Wanitaindonesianews.com, JAKARTA Minuman manis dan segar berbasis es seperti es buah, kolak, hingga es campur masih menjadi favorit masyarakat pada saat berbuka puasa. Kondisi ini menghadirkan peluang besar bagi pelaku UMKM kuliner untuk meningkatkan penjualan selama bulan suci.
Di tengah maraknya tren kuliner viral yang silih berganti, es teler sebagai menu klasik tetap memiliki tempat tersendiri di hati konsumen.
Popularitasnya yang bertahan lintas generasi membuka ruang bagi UMKM untuk berinovasi, menghadirkan kreasi baru tanpa meninggalkan cita rasa autentik yang sudah dikenal luas.
Melihat peluang sekaligus tantangan tersebut, Dairy Champ menegaskan perannya sebagai mitra strategis UMKM kuliner dengan menghadirkan dukungan berbasis solusi, mulai dari pengembangan resep hingga pemilihan bahan baku yang konsisten.

Marketing Manager PT Etika Beverages Indonesia, Dodi Afandi, menyampaikan bahwa Ramadan merupakan periode krusial bagi pelaku usaha kuliner.
“Namun, di tengah lonjakan permintaan, pelaku usaha juga harus menjaga konsistensi kualitas agar kepercayaan konsumen tetap terjaga. Kami melihat bahwa UMKM membutuhkan dukungan yang tidak hanya berfokus pada produk, tetapi juga pada solusi yang dapat membantu mereka menjaga kualitas dan efisiensi operasional, sehingga dapat terus memenuhi ekspektasi konsumen selama Ramadan,” ujarnya.
Kolaborasi dengan Chef Martin Praja Hadirkan Es Teler Kekinian
Sebagai wujud komitmen tersebut, Dairy Champ berkolaborasi dengan Chef Martin Praja untuk menghadirkan inovasi menu Ramadan bertajuk “Es Teler Milky Pudding Juara.”
Kreasi ini mengadaptasi es teler klasik dengan sentuhan modern, tanpa menghilangkan karakter rasa yang sudah akrab di lidah masyarakat.
Menu ini dirancang agar mudah diaplikasikan oleh pelaku UMKM maupun skala rumahan, dengan proses yang praktis serta sesuai dengan preferensi konsumen masa kini.
Chef Martin Praja menilai es teler tetap menjadi salah satu takjil favorit setiap Ramadan.
“Untuk menghasilkan rasa yang autentik dan konsisten, pemilihan bahan baku yang berkualitas dan stabil sangat penting. Menurut saya, Dairy Champ dapat menghadirkan rasa yang lebih konsisten, creamy, dan seimbang, sehingga hasil akhir mudah dikontrol, baik untuk kebutuhan rumahan maupun produksi UMKM selama Ramadan,” jelasnya.
Lonjakan Permintaan Ramadan Tantang Konsistensi Rasa
Tantangan menjaga konsistensi rasa di tengah peningkatan permintaan juga dirasakan langsung oleh Influencer sekaligus Pemilik Bittersweet by Najla, Najla Bisyir.
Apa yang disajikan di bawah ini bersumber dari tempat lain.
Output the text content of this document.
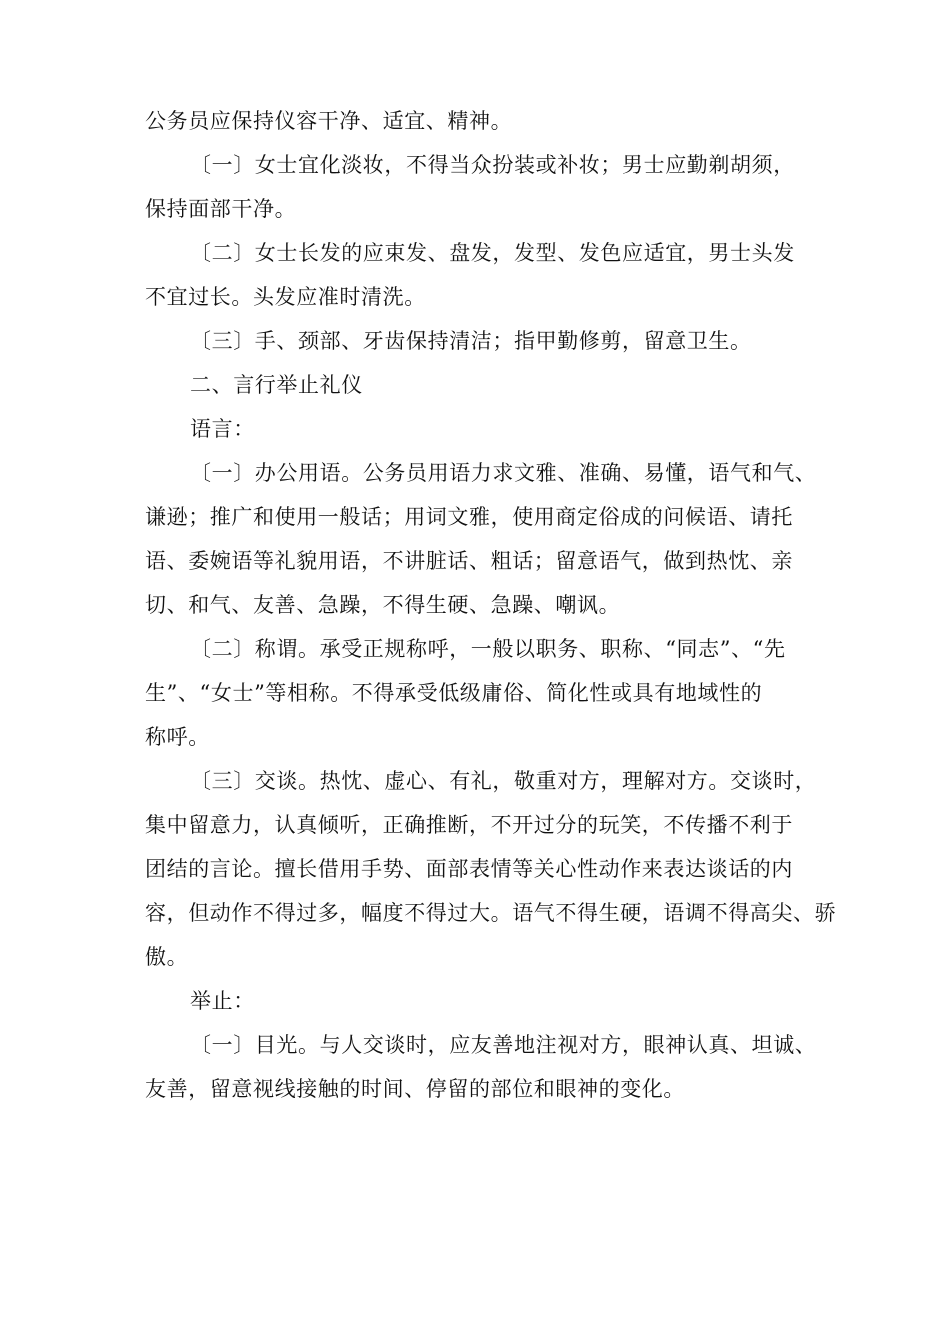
公务员应保持仪容干净、适宜、精神。
〔一〕女士宜化淡妆，不得当众扮装或补妆；男士应勤剃胡须，
保持面部干净。
〔二〕女士长发的应束发、盘发，发型、发色应适宜，男士头发
不宜过长。头发应准时清洗。
〔三〕手、颈部、牙齿保持清洁；指甲勤修剪，留意卫生。
二、言行举止礼仪
语言：
〔一〕办公用语。公务员用语力求文雅、准确、易懂，语气和气、
谦逊；推广和使用一般话；用词文雅，使用商定俗成的问候语、请托
语、委婉语等礼貌用语，不讲脏话、粗话；留意语气，做到热忱、亲
切、和气、友善、急躁，不得生硬、急躁、嘲讽。
〔二〕称谓。承受正规称呼，一般以职务、职称、“同志”、“先
生”、“女士”等相称。不得承受低级庸俗、简化性或具有地域性的
称呼。
〔三〕交谈。热忱、虚心、有礼，敬重对方，理解对方。交谈时，
集中留意力，认真倾听，正确推断，不开过分的玩笑，不传播不利于
团结的言论。擅长借用手势、面部表情等关心性动作来表达谈话的内
容，但动作不得过多，幅度不得过大。语气不得生硬，语调不得高尖、骄
傲。
举止：
〔一〕目光。与人交谈时，应友善地注视对方，眼神认真、坦诚、
友善，留意视线接触的时间、停留的部位和眼神的变化。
Ia menyebut Ramadan sebagai periode paling menantang bagi pelaku usaha kuliner.
“Tantangan bagi kami adalah bagaimana menjaga rasa tetap konsisten saat terjadi lonjakan permintaan. Sebab di saat yang sama, konsumen semakin kritis, terutama di era layanan pesan-antar dan ulasan digital,” ungkapnya.
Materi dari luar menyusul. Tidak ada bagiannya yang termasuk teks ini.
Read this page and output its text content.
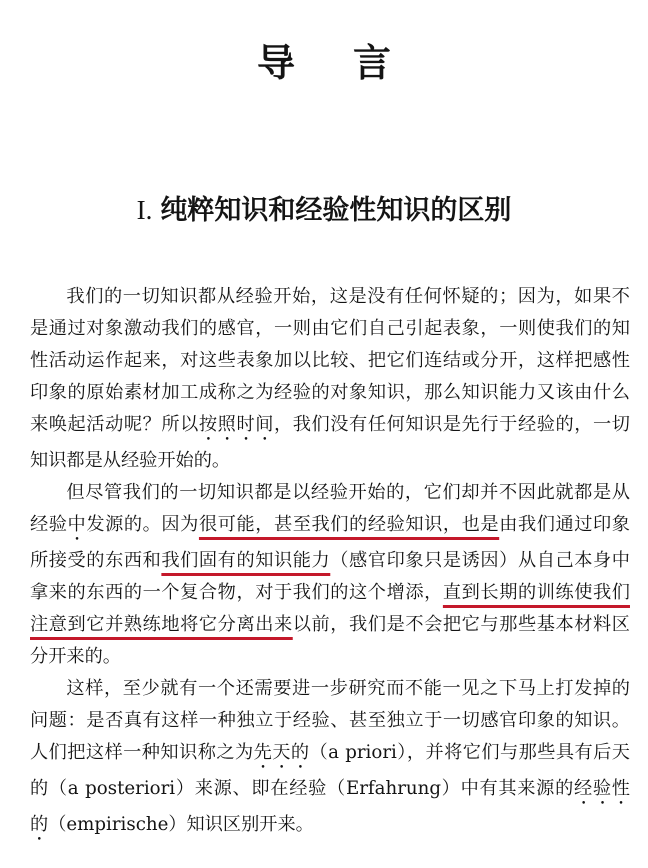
导言
I. 纯粹知识和经验性知识的区别

我们的一切知识都从经验开始，这是没有任何怀疑的；因为，如果不是通过对象激动我们的感官，一则由它们自己引起表象，一则使我们的知性活动运作起来，对这些表象加以比较、把它们连结或分开，这样把感性印象的原始素材加工成称之为经验的对象知识，那么知识能力又该由什么来唤起活动呢？所以按照时间，我们没有任何知识是先行于经验的，一切知识都是从经验开始的。

但尽管我们的一切知识都是以经验开始的，它们却并不因此就都是从经验中发源的。因为很可能，甚至我们的经验知识，也是由我们通过印象所接受的东西和我们固有的知识能力（感官印象只是诱因）从自己本身中拿来的东西的一个复合物，对于我们的这个增添，直到长期的训练使我们注意到它并熟练地将它分离出来以前，我们是不会把它与那些基本材料区分开来的。

这样，至少就有一个还需要进一步研究而不能一见之下马上打发掉的问题：是否真有这样一种独立于经验、甚至独立于一切感官印象的知识。人们把这样一种知识称之为先天的（a priori），并将它们与那些具有后天的（a posteriori）来源、即在经验（Erfahrung）中有其来源的经验性的（empirische）知识区别开来。
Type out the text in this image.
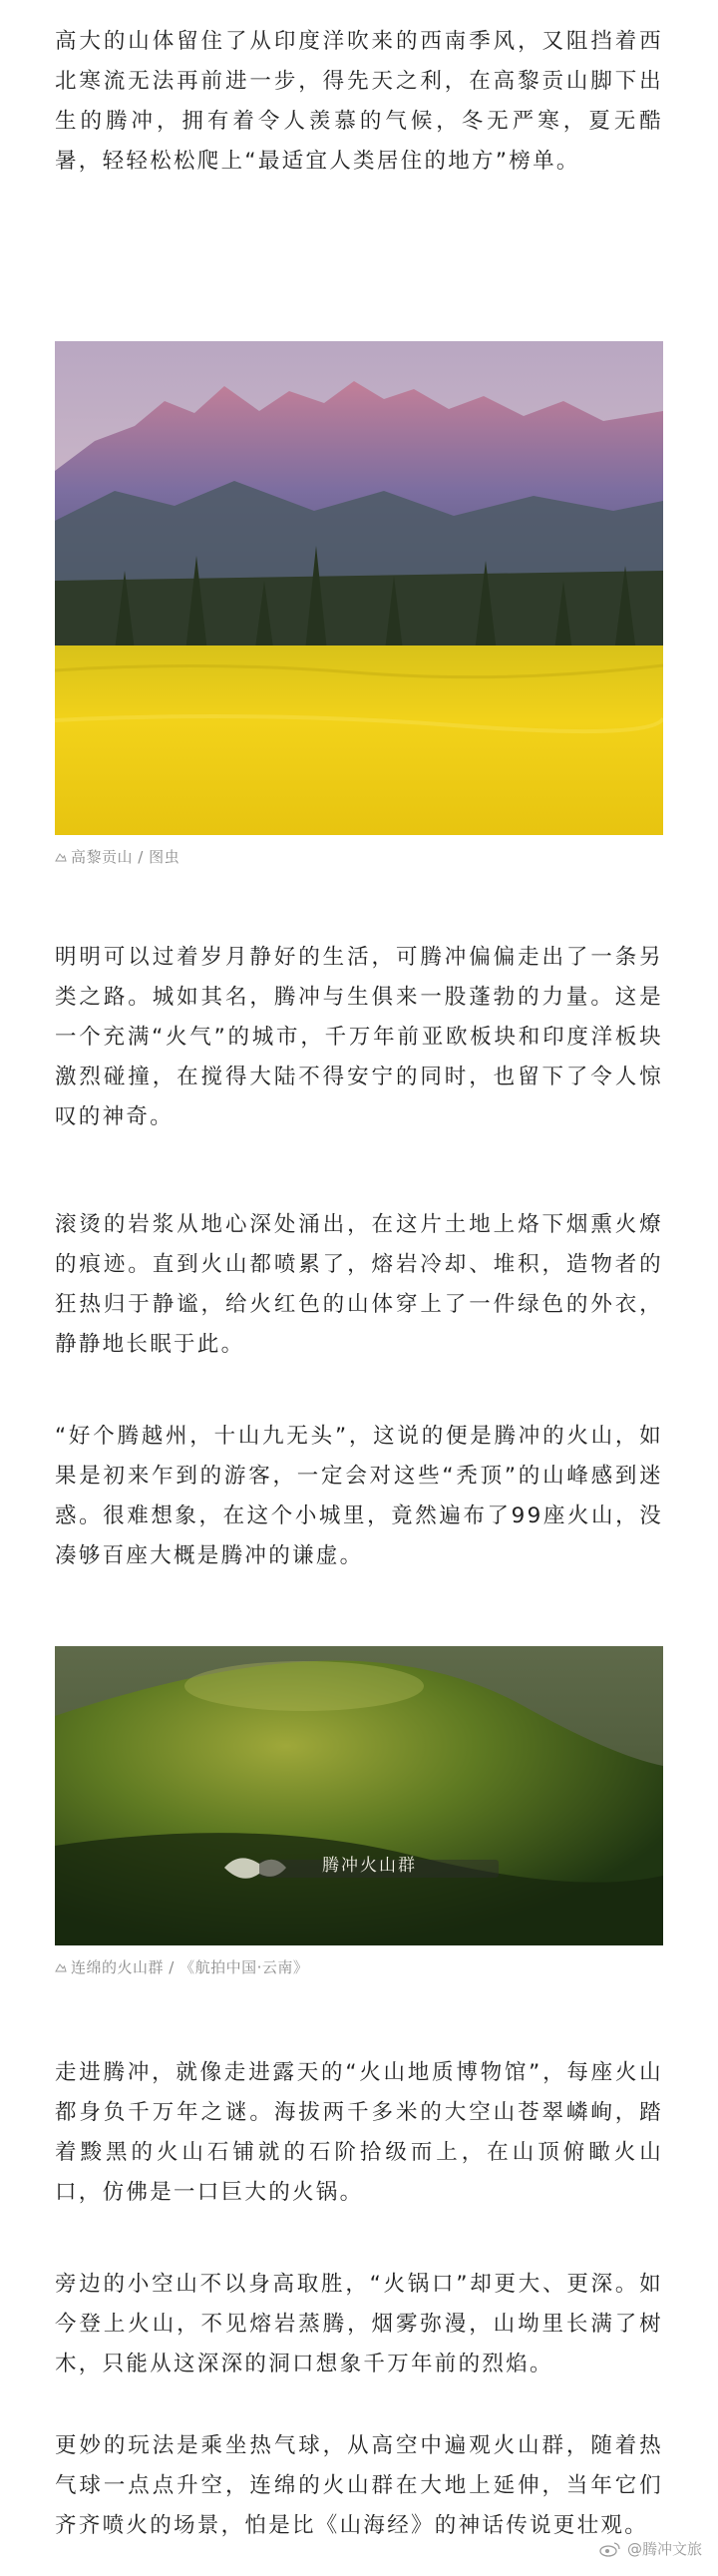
高大的山体留住了从印度洋吹来的西南季风，又阻挡着西北寒流无法再前进一步，得先天之利，在高黎贡山脚下出生的腾冲，拥有着令人羡慕的气候，冬无严寒，夏无酷暑，轻轻松松爬上“最适宜人类居住的地方”榜单。

高黎贡山 / 图虫

明明可以过着岁月静好的生活，可腾冲偏偏走出了一条另类之路。城如其名，腾冲与生俱来一股蓬勃的力量。这是一个充满“火气”的城市，千万年前亚欧板块和印度洋板块激烈碰撞，在搅得大陆不得安宁的同时，也留下了令人惊叹的神奇。

滚烫的岩浆从地心深处涌出，在这片土地上烙下烟熏火燎的痕迹。直到火山都喷累了，熔岩冷却、堆积，造物者的狂热归于静谧，给火红色的山体穿上了一件绿色的外衣，静静地长眠于此。

“好个腾越州，十山九无头”，这说的便是腾冲的火山，如果是初来乍到的游客，一定会对这些“秃顶”的山峰感到迷惑。很难想象，在这个小城里，竟然遍布了99座火山，没凑够百座大概是腾冲的谦虚。

腾冲火山群
连绵的火山群 / 《航拍中国·云南》

走进腾冲，就像走进露天的“火山地质博物馆”，每座火山都身负千万年之谜。海拔两千多米的大空山苍翠嶙峋，踏着黢黑的火山石铺就的石阶拾级而上，在山顶俯瞰火山口，仿佛是一口巨大的火锅。

旁边的小空山不以身高取胜，“火锅口”却更大、更深。如今登上火山，不见熔岩蒸腾，烟雾弥漫，山坳里长满了树木，只能从这深深的洞口想象千万年前的烈焰。

更妙的玩法是乘坐热气球，从高空中遍观火山群，随着热气球一点点升空，连绵的火山群在大地上延伸，当年它们齐齐喷火的场景，怕是比《山海经》的神话传说更壮观。

@腾冲文旅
Menurut Najla, sedikit perubahan rasa dapat berdampak langsung pada persepsi konsumen.
“Untuk itu, selain layanan, konsistensi rasa dan standar produksi menjadi faktor penting dalam menjaga kepercayaan pelanggan. Sekali kualitas menurun, dampaknya bisa langsung terasa pada reputasi dan performa penjualan,” lanjutnya.
Resep dan Kompetisi Ramadan Dorong Kreativitas UMKM
Dairy Champ menegaskan perannya dalam membantu UMKM kuliner menghadapi tantangan industri, mulai dari efisiensi produksi hingga penguatan inovasi menu agar tetap kompetitif.
Sejalan dengan komitmen tersebut, Dairy Champ membagikan resep “Es Teler Milky Pudding Juara” melalui akun Instagram @dairychamp.id serta menggelar Dairy Champ Ramadan Recook Competition yang berlangsung pada 11 Februari 2026 hingga 15 Maret 2026.
Mengangkat menu tersebut sebagai inspirasi utama, kompetisi ini mengajak peserta berkreasi menggunakan kental manis dan susu evaporasi Dairy Champ.
Tiga juara utama berkesempatan memenangkan hadiah eksklusif, serta tersedia 20 hadiah hiburan sebagai bentuk apresiasi bagi partisipan terpilih.